The vibronic spectrum of tryptamine has been studied in a molecular beam up to an energy of 930 cm(-1) above the S(0)-S(1) electronic origin. Rotationally resolved electronic spectra reveal a rotation of the transition dipole moment direction from (1)L(b) to (1)L(a) beginning about 400 cm(-1) above the (1)L(b) origin. In this region, vibronic bands which appear as single bands at low resolution contain rotational structure from more than one vibronic transition. The number of these transitions closely tracks the total vibrational state density in the (1)L(b) electronic state as a function of internal energy.

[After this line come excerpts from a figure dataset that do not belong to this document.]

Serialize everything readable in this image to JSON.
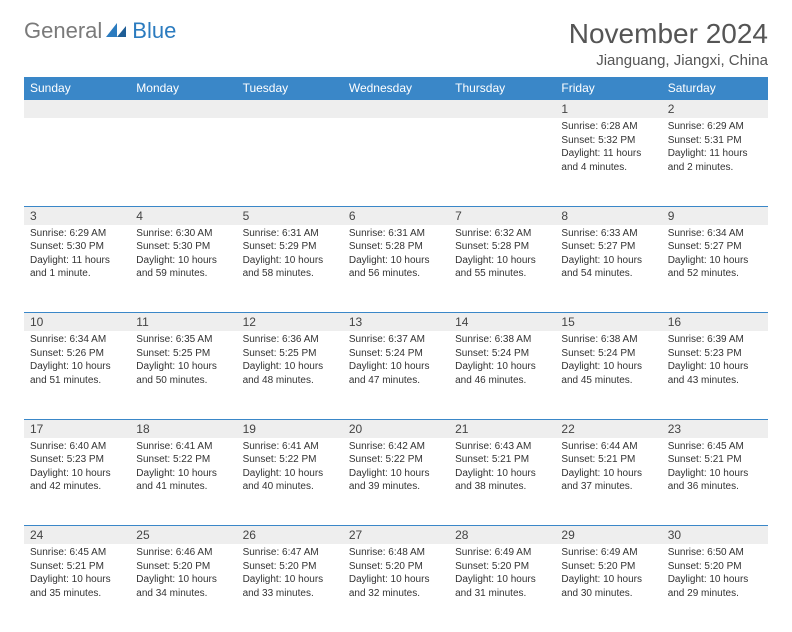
{
  "logo": {
    "word1": "General",
    "word2": "Blue"
  },
  "title": "November 2024",
  "location": "Jianguang, Jiangxi, China",
  "colors": {
    "header_bg": "#3a87c8",
    "header_text": "#ffffff",
    "daynum_bg": "#eeeeee",
    "rule": "#3a87c8",
    "text": "#333333",
    "title_text": "#555555",
    "logo_gray": "#7a7a7a",
    "logo_blue": "#2b7bbf"
  },
  "day_headers": [
    "Sunday",
    "Monday",
    "Tuesday",
    "Wednesday",
    "Thursday",
    "Friday",
    "Saturday"
  ],
  "weeks": [
    [
      null,
      null,
      null,
      null,
      null,
      {
        "n": "1",
        "sr": "Sunrise: 6:28 AM",
        "ss": "Sunset: 5:32 PM",
        "dl": "Daylight: 11 hours and 4 minutes."
      },
      {
        "n": "2",
        "sr": "Sunrise: 6:29 AM",
        "ss": "Sunset: 5:31 PM",
        "dl": "Daylight: 11 hours and 2 minutes."
      }
    ],
    [
      {
        "n": "3",
        "sr": "Sunrise: 6:29 AM",
        "ss": "Sunset: 5:30 PM",
        "dl": "Daylight: 11 hours and 1 minute."
      },
      {
        "n": "4",
        "sr": "Sunrise: 6:30 AM",
        "ss": "Sunset: 5:30 PM",
        "dl": "Daylight: 10 hours and 59 minutes."
      },
      {
        "n": "5",
        "sr": "Sunrise: 6:31 AM",
        "ss": "Sunset: 5:29 PM",
        "dl": "Daylight: 10 hours and 58 minutes."
      },
      {
        "n": "6",
        "sr": "Sunrise: 6:31 AM",
        "ss": "Sunset: 5:28 PM",
        "dl": "Daylight: 10 hours and 56 minutes."
      },
      {
        "n": "7",
        "sr": "Sunrise: 6:32 AM",
        "ss": "Sunset: 5:28 PM",
        "dl": "Daylight: 10 hours and 55 minutes."
      },
      {
        "n": "8",
        "sr": "Sunrise: 6:33 AM",
        "ss": "Sunset: 5:27 PM",
        "dl": "Daylight: 10 hours and 54 minutes."
      },
      {
        "n": "9",
        "sr": "Sunrise: 6:34 AM",
        "ss": "Sunset: 5:27 PM",
        "dl": "Daylight: 10 hours and 52 minutes."
      }
    ],
    [
      {
        "n": "10",
        "sr": "Sunrise: 6:34 AM",
        "ss": "Sunset: 5:26 PM",
        "dl": "Daylight: 10 hours and 51 minutes."
      },
      {
        "n": "11",
        "sr": "Sunrise: 6:35 AM",
        "ss": "Sunset: 5:25 PM",
        "dl": "Daylight: 10 hours and 50 minutes."
      },
      {
        "n": "12",
        "sr": "Sunrise: 6:36 AM",
        "ss": "Sunset: 5:25 PM",
        "dl": "Daylight: 10 hours and 48 minutes."
      },
      {
        "n": "13",
        "sr": "Sunrise: 6:37 AM",
        "ss": "Sunset: 5:24 PM",
        "dl": "Daylight: 10 hours and 47 minutes."
      },
      {
        "n": "14",
        "sr": "Sunrise: 6:38 AM",
        "ss": "Sunset: 5:24 PM",
        "dl": "Daylight: 10 hours and 46 minutes."
      },
      {
        "n": "15",
        "sr": "Sunrise: 6:38 AM",
        "ss": "Sunset: 5:24 PM",
        "dl": "Daylight: 10 hours and 45 minutes."
      },
      {
        "n": "16",
        "sr": "Sunrise: 6:39 AM",
        "ss": "Sunset: 5:23 PM",
        "dl": "Daylight: 10 hours and 43 minutes."
      }
    ],
    [
      {
        "n": "17",
        "sr": "Sunrise: 6:40 AM",
        "ss": "Sunset: 5:23 PM",
        "dl": "Daylight: 10 hours and 42 minutes."
      },
      {
        "n": "18",
        "sr": "Sunrise: 6:41 AM",
        "ss": "Sunset: 5:22 PM",
        "dl": "Daylight: 10 hours and 41 minutes."
      },
      {
        "n": "19",
        "sr": "Sunrise: 6:41 AM",
        "ss": "Sunset: 5:22 PM",
        "dl": "Daylight: 10 hours and 40 minutes."
      },
      {
        "n": "20",
        "sr": "Sunrise: 6:42 AM",
        "ss": "Sunset: 5:22 PM",
        "dl": "Daylight: 10 hours and 39 minutes."
      },
      {
        "n": "21",
        "sr": "Sunrise: 6:43 AM",
        "ss": "Sunset: 5:21 PM",
        "dl": "Daylight: 10 hours and 38 minutes."
      },
      {
        "n": "22",
        "sr": "Sunrise: 6:44 AM",
        "ss": "Sunset: 5:21 PM",
        "dl": "Daylight: 10 hours and 37 minutes."
      },
      {
        "n": "23",
        "sr": "Sunrise: 6:45 AM",
        "ss": "Sunset: 5:21 PM",
        "dl": "Daylight: 10 hours and 36 minutes."
      }
    ],
    [
      {
        "n": "24",
        "sr": "Sunrise: 6:45 AM",
        "ss": "Sunset: 5:21 PM",
        "dl": "Daylight: 10 hours and 35 minutes."
      },
      {
        "n": "25",
        "sr": "Sunrise: 6:46 AM",
        "ss": "Sunset: 5:20 PM",
        "dl": "Daylight: 10 hours and 34 minutes."
      },
      {
        "n": "26",
        "sr": "Sunrise: 6:47 AM",
        "ss": "Sunset: 5:20 PM",
        "dl": "Daylight: 10 hours and 33 minutes."
      },
      {
        "n": "27",
        "sr": "Sunrise: 6:48 AM",
        "ss": "Sunset: 5:20 PM",
        "dl": "Daylight: 10 hours and 32 minutes."
      },
      {
        "n": "28",
        "sr": "Sunrise: 6:49 AM",
        "ss": "Sunset: 5:20 PM",
        "dl": "Daylight: 10 hours and 31 minutes."
      },
      {
        "n": "29",
        "sr": "Sunrise: 6:49 AM",
        "ss": "Sunset: 5:20 PM",
        "dl": "Daylight: 10 hours and 30 minutes."
      },
      {
        "n": "30",
        "sr": "Sunrise: 6:50 AM",
        "ss": "Sunset: 5:20 PM",
        "dl": "Daylight: 10 hours and 29 minutes."
      }
    ]
  ]
}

Dispersed fluorescence spectra show distinct spectroscopic signatures attributable to the (1)L(b) and (1)L(a) character of the mixed excited-state wave functions. The data set is used to extrapolate to a (1)L(a) origin about 400 cm(-1) above the (1)L(b) origin. DFT-MRCI calculations locate a conical intersection between these two states at about 900 cm(-1) above the L(a) origin, whose structure is located along a tuning coordinate which is close to a linear interpolation between the two excited-state geometries. Along the branching coordinate, there is no barrier from (1)L(a) to (1)L(b). A two-tier model for the vibronic coupling is proposed.